In diesem Kaff beginnt die Geschichte von Johanna, dem Mädchen, das in eine Welt der Analphabeten und Hexengläubigen geboren wird, in eine Kindheit, die von den heidnischen Göttern der Mutter und der Rute des strengen Vaters, dem katholischen Dorfprediger geprägt ist. Johanna lernt schnell, was im 9. Jahrhundert so hilfreich ist wie heute: Bildung ist der einzige Weg, aus dieser patriarchischen Welt der Gewalt und intellektuellen Entbehrung herauszukommen. Sie lernt zu lesen und zu hinterfragen, zu schreiben, zu argumentieren. Und als das blitzgescheite Mädchen und nicht ihr Bruder Johannes zur Schola berufen wird, bricht das Weltbild des Vaters zusammen.
Eine ungeheure Geschichte
Die Päpstin
Deutscher Kinostart:
Regie: Sönke Wortmann
Darsteller: Johanna Wokalek, David Wenham, John Goodman, Iain Glen, Edward Petherbridge, Anatole Taubman u.a.
Doch Johannas „Karriere” führt noch viel weiter, bis nach Rom, wo man sich noch wundern wird. Dort findet sie ihre Form von Freiheit in den hohen Mauern des Vatikans und der Verkleidung eines Mannes. Sie wird Gelehrter, Leibarzt des Papstes und irgendwann – Papst. Eine ungeheure Geschichte, deren Wahrheitsgehalt die Autorin Donna W. Cross bis heute betont, auch wenn sich keine wirklichen Beweise dafür finden. Cross indes hält die vatikanischen Akten für „gesäubert”.
So oder so folgten ihr Millionen Leser bereitwillig, weil auf den 500 Seiten nicht nur das Pergament, sondern auch die großen Gefühle zwischen Johanna und ihrem Ziehvater Gerold (David Wenham) knistern. Eine romantische Lovestory im Vatikan, inklusive Macht-Verschwörung, intriganter Stiefmutter und einem Papst Sergius (John Goodman), der so altmodisch wirkt, als würde gleich Rex Harrison als Julius Cäsar um die Ecke kommen.
Kein Zugang zur eigenen Vorstellungskraft
Saftiger Stoff, aber Wortmann will beflissen illustrieren, will es allen recht machen und so wenig wie möglich weglassen. Viele Details in 148 Minuten, aber er findet nicht den Zugang zur eigenen Vorstellungskraft. So verharrt „die Päpstin” in oft gesehener, elendsveredelter Historien-Kulisse, der schmuddelschönen Mischung aus Rattendreck und faulen Zähnen, Leprawunden und schwarzen Fingernägeln. Ein Film mit großem Ausstattungs-Aufwand und weniger atmosphärischem Gespür.

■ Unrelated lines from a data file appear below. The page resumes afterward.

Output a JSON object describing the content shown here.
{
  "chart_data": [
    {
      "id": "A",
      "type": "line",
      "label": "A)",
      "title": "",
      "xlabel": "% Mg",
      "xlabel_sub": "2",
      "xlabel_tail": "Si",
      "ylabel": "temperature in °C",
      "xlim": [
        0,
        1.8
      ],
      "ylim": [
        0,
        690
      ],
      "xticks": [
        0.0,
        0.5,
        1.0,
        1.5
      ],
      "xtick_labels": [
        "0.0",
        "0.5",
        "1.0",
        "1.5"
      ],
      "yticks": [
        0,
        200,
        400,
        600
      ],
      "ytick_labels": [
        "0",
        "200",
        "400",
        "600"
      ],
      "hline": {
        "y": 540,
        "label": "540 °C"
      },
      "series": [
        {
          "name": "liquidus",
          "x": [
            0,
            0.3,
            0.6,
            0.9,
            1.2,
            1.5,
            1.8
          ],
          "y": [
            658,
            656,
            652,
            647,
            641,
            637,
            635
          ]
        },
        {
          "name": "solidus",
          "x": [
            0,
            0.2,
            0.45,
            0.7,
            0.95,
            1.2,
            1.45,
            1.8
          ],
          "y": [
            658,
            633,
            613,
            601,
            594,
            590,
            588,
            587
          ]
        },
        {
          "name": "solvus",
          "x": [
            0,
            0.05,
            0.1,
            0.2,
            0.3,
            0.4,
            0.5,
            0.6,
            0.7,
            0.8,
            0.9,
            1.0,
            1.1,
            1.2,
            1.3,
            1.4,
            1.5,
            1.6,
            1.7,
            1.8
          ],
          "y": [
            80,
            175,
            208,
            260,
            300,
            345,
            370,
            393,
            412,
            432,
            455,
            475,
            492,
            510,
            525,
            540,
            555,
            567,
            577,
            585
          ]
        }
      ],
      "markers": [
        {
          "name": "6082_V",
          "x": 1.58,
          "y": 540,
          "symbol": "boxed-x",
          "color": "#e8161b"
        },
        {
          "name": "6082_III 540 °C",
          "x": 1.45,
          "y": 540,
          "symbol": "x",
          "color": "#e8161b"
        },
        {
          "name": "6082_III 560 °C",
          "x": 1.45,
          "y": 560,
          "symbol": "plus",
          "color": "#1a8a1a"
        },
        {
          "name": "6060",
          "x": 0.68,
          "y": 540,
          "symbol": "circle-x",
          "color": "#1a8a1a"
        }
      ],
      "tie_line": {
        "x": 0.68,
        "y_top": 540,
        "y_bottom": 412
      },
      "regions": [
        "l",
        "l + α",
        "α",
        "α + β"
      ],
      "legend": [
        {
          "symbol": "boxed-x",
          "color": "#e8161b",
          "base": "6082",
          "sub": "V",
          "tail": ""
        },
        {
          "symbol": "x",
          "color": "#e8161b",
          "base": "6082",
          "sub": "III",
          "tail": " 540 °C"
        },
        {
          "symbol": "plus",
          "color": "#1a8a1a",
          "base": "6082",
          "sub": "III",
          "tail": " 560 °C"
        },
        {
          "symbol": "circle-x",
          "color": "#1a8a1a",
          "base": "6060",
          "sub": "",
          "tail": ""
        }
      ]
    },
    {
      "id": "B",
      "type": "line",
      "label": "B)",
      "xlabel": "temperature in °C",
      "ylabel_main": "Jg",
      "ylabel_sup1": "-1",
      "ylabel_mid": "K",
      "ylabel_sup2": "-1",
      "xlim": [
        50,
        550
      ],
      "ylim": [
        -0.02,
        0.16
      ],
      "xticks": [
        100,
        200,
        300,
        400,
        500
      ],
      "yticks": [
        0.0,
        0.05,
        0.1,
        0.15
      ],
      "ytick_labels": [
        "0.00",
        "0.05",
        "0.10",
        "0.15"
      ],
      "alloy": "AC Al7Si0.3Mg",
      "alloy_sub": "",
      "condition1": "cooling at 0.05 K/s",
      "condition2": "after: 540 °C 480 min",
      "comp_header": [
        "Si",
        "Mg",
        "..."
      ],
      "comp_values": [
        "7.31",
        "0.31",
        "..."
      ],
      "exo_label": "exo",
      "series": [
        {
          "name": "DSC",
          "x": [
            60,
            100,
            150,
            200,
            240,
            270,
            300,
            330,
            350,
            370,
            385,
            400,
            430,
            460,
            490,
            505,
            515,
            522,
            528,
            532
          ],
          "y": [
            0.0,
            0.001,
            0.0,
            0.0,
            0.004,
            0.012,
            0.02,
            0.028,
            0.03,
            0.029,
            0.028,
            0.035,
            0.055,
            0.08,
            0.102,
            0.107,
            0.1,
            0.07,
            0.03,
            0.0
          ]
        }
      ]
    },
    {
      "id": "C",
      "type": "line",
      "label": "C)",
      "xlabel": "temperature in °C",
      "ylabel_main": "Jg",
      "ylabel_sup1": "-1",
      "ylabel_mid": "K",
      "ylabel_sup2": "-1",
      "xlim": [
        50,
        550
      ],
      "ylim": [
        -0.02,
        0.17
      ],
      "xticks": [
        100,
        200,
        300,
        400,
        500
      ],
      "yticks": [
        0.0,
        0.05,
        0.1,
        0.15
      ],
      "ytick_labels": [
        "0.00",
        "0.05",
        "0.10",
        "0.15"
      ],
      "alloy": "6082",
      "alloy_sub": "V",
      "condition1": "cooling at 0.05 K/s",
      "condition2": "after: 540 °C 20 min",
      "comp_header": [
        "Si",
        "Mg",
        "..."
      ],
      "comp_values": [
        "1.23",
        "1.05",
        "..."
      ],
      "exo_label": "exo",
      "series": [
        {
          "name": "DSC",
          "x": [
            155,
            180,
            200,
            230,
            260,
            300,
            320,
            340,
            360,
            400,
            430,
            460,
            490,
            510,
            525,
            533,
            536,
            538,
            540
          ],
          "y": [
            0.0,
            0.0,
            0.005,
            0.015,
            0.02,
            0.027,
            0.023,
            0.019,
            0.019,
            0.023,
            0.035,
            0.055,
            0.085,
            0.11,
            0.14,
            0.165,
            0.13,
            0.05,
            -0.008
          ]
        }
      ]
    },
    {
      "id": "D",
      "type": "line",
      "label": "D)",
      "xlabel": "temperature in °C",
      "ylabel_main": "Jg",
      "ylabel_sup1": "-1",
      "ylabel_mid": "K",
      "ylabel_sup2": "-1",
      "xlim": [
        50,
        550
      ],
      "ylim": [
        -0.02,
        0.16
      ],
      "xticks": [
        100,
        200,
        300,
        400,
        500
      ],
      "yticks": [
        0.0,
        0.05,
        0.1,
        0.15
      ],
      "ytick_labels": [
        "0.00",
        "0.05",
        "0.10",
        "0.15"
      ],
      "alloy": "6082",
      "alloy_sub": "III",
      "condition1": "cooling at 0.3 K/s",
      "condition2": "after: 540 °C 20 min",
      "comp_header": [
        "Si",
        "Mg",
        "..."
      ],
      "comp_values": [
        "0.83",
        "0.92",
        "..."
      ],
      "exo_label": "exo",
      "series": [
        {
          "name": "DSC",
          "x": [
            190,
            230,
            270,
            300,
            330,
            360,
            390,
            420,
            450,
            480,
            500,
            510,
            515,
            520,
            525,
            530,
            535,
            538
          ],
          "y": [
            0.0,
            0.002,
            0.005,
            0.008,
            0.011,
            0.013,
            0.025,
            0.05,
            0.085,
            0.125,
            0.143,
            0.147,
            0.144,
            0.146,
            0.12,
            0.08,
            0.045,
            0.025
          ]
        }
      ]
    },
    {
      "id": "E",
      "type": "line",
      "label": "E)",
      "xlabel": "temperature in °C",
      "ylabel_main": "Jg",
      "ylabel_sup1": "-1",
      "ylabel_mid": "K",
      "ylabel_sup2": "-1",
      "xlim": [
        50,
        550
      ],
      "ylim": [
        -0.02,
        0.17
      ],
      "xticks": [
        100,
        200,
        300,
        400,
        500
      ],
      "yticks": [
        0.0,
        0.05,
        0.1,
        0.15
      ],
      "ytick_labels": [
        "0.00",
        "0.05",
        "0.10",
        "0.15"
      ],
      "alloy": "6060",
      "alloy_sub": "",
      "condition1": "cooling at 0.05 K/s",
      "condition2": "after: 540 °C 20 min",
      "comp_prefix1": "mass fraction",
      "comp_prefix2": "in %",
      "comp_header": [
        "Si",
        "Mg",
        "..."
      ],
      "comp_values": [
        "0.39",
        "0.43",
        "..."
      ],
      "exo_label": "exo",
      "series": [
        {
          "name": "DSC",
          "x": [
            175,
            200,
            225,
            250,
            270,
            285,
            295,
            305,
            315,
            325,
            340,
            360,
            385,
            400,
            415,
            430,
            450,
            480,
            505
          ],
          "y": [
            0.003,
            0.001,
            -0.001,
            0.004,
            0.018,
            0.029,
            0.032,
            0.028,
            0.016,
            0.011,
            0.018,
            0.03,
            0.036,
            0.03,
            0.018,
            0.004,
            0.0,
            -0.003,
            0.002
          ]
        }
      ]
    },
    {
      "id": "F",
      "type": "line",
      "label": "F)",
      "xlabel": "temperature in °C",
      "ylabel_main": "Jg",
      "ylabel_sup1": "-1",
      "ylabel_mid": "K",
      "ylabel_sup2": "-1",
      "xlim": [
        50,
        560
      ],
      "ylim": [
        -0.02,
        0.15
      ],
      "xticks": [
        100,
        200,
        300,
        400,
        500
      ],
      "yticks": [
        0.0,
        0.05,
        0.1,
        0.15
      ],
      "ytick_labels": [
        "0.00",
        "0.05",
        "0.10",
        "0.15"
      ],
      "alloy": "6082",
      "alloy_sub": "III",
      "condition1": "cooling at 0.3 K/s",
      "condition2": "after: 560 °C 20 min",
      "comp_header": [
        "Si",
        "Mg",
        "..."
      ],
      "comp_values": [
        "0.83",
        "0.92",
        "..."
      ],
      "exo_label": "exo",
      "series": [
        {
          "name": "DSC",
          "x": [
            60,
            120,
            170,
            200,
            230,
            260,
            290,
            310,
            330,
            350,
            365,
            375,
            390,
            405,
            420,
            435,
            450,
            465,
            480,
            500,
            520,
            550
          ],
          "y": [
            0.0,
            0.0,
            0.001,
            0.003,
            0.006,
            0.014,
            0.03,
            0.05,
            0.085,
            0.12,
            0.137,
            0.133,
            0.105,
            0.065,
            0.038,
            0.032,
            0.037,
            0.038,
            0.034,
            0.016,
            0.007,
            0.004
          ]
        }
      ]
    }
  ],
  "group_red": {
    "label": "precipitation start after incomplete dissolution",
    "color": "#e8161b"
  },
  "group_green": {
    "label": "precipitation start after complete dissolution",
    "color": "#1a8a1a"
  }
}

Denn das eigentlich Faszinierende des Buch-Stoffs, Johannas innerer Kampf zwischen Alles-Denken-Können und Nichts-Sagen-Dürfen, hat Wortmann nicht übersetzen können. Darüber täuschen weder die abgehackten Köpfe, die die hereinbrechenden Normannen hinterlassen, noch die von Strauchdieben abgeschnittenen Finger oder das Säbelrasseln der Frankenheere hinweg.